10.30.2017 0

Do Mueller’s charges even have anything to do with the 2016 election? If not, he should resign.

By Robert Romano

By now you’ve received the “news” that the first charges have been filed in Special Counsel Robert Mueller’s investigation into Russia’s supposed of hacking the Democratic National Committee and John Podesta and, with the Trump campaign’s assistance, putting those emails on Wikileaks.

Oh wait. Those are not going to be the charges?

No, apparently, the charges might — emphasis on might since nobody knows — relate to financial transactions dating back to 2012 and 2013, to $17 million of loans dating back to former Trump campaign manager Paul Manafort’s time as a political consultant in Ukraine.

Again, we don’t know. We’re only speculating based on the breathless reporting from CNN, Buzzfeed and others. But if that’s true, one has to ask. What about the 2016 election? What about the emails? Wikileaks? Collusion? No?

The fact that Mueller had to go back into time to find something else vaguely related to Russia — well, Ukraine does share a border with Russia, right? — should tell the establishment in Washington, D.C. what the rest of the political world already knows. That after a year of an FBI investigation and apparent surveillance by the former Obama administration of the Trump campaign and transition, carried through into the administration, there never was anything to the story about the Trump campaign coordinating any hack of the Democrats by Russia.

You can see their alibi shaping up, too. You see, Manafort had an ongoing investigation into his dealings in Ukraine dating back a decade when Trump hired him—which apparently wasn’t going anywhere—and then suddenly in 2016 it heated up again. Based on what new evidence, we wonder, besides the fact that Manafort was hired by Trump and subsequently appeared in the now-discredited Christopher Steele dossier?

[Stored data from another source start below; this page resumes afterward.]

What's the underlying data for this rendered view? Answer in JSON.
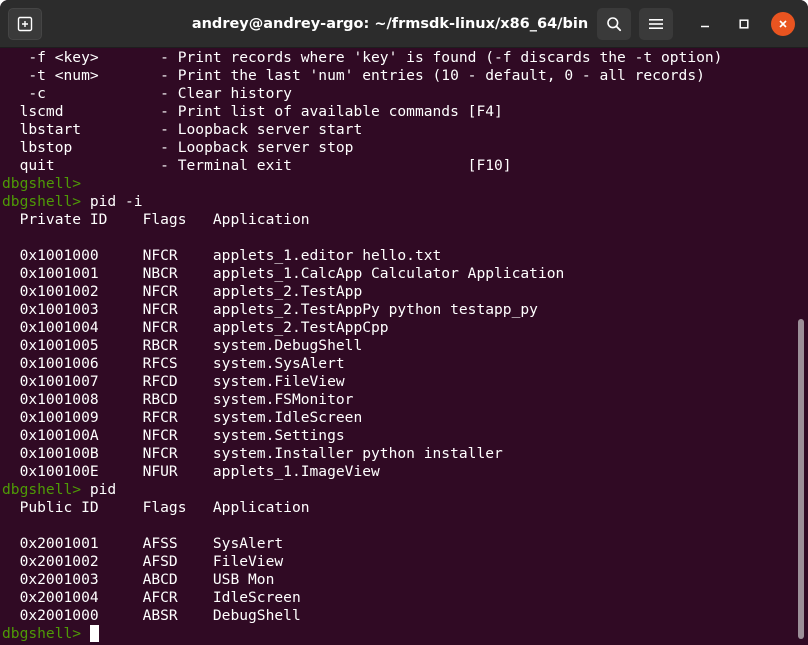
{
  "window": {
    "title": "andrey@andrey-argo: ~/frmsdk-linux/x86_64/bin"
  },
  "icons": {
    "new_tab": "new-tab-icon",
    "search": "search-icon",
    "menu": "hamburger-menu-icon",
    "minimize": "minimize-icon",
    "maximize": "maximize-icon",
    "close": "close-icon"
  },
  "colors": {
    "terminal_bg": "#300a24",
    "prompt": "#4e9a06",
    "text": "#ffffff",
    "close_button": "#e95420",
    "titlebar": "#2c2c2c"
  },
  "terminal": {
    "prompt": "dbgshell>",
    "lines": [
      {
        "text": "   -f <key>       - Print records where 'key' is found (-f discards the -t option)"
      },
      {
        "text": "   -t <num>       - Print the last 'num' entries (10 - default, 0 - all records)"
      },
      {
        "text": "   -c             - Clear history"
      },
      {
        "text": "  lscmd           - Print list of available commands [F4]"
      },
      {
        "text": "  lbstart         - Loopback server start"
      },
      {
        "text": "  lbstop          - Loopback server stop"
      },
      {
        "text": "  quit            - Terminal exit                    [F10]"
      },
      {
        "prompt": "dbgshell>",
        "text": ""
      },
      {
        "prompt": "dbgshell>",
        "text": " pid -i"
      },
      {
        "text": "  Private ID    Flags   Application"
      },
      {
        "text": ""
      },
      {
        "text": "  0x1001000     NFCR    applets_1.editor hello.txt"
      },
      {
        "text": "  0x1001001     NBCR    applets_1.CalcApp Calculator Application"
      },
      {
        "text": "  0x1001002     NFCR    applets_2.TestApp"
      },
      {
        "text": "  0x1001003     NFCR    applets_2.TestAppPy python testapp_py"
      },
      {
        "text": "  0x1001004     NFCR    applets_2.TestAppCpp"
      },
      {
        "text": "  0x1001005     RBCR    system.DebugShell"
      },
      {
        "text": "  0x1001006     RFCS    system.SysAlert"
      },
      {
        "text": "  0x1001007     RFCD    system.FileView"
      },
      {
        "text": "  0x1001008     RBCD    system.FSMonitor"
      },
      {
        "text": "  0x1001009     RFCR    system.IdleScreen"
      },
      {
        "text": "  0x100100A     NFCR    system.Settings"
      },
      {
        "text": "  0x100100B     NFCR    system.Installer python installer"
      },
      {
        "text": "  0x100100E     NFUR    applets_1.ImageView"
      },
      {
        "prompt": "dbgshell>",
        "text": " pid"
      },
      {
        "text": "  Public ID     Flags   Application"
      },
      {
        "text": ""
      },
      {
        "text": "  0x2001001     AFSS    SysAlert"
      },
      {
        "text": "  0x2001002     AFSD    FileView"
      },
      {
        "text": "  0x2001003     ABCD    USB Mon"
      },
      {
        "text": "  0x2001004     AFCR    IdleScreen"
      },
      {
        "text": "  0x2001000     ABSR    DebugShell"
      },
      {
        "prompt": "dbgshell>",
        "text": " ",
        "cursor": true
      }
    ]
  }
}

What you have instead is a runaway special counsel in Mueller, whose apparent job was never to investigate a crime, but to find a crime — any crime would do — that could be pinned on former Trump campaign officials including Manafort.

That alone violates the spirit of the special counsel statute, who is only supposed to be appointed to do with a crime. Instead, as the National Review’s Andrew McCarthy has repeatedly noted, Mueller’s job was to head up the counterintelligence investigation into Trump world after former FBI Director James Comey was fired.

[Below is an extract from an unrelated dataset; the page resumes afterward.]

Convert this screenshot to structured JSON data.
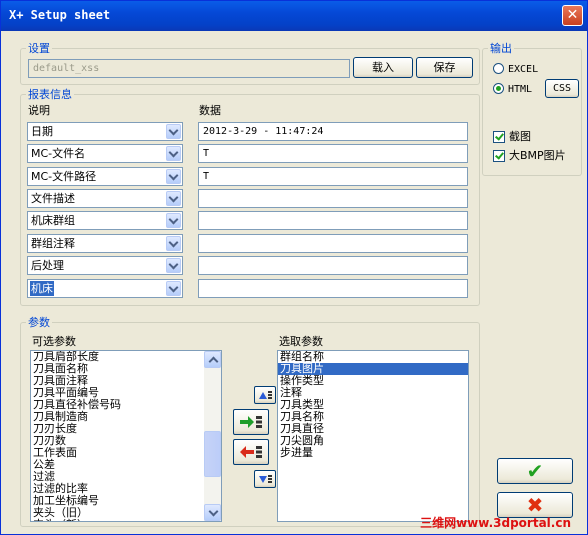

Who knows what other types of charges Mueller might find? But to the extent that they generally have little to nothing to do with the original allegations outlined in DNC funded reports by both Crowdstrike — outlining the supposed hack — and Fusion GPS and Christopher Steele — outlining the supposed collusion — it is time for the Justice Department, Congress and everyone else inside the Beltway to question what the heck we even have a special counsel for.

Such a case as outlined by Buzzfeed and others shaping up against Manafort, if it has any merit at all, could have been handled by a regular U.S. Attorney. Since it reportedly deals with financial transactions dating back to 2012 and 2013, it does not even fit into the scope of Attorney General Jeff Sessions’ original recusal, which took him off looking into anything related to the 2016 campaign.

Which takes us back full circle. If there are no charges forthcoming to do with conduct in the election, hacks in the election, collusion in the election and other nonsense, that should be the end of Mueller’s investigation. This is just a witch hunt to hurt people in Trump’s orbit, and having been exposed as a Hillary Clinton campaign and DNC-funded fraud, is now going back in time to find something, anything to charge somebody.

We’ll know soon what these allegations being brought by Mueller have to do with. But to the extent they have nothing to do with Russia hacking or Trump collusion, the pressure will mount for Mueller to resign. There was never probable cause for the investigation in the first place, just a political hit job by Clinton and company.

Robert Romano is the Vice President of Public Policy at Americans for Limited Government.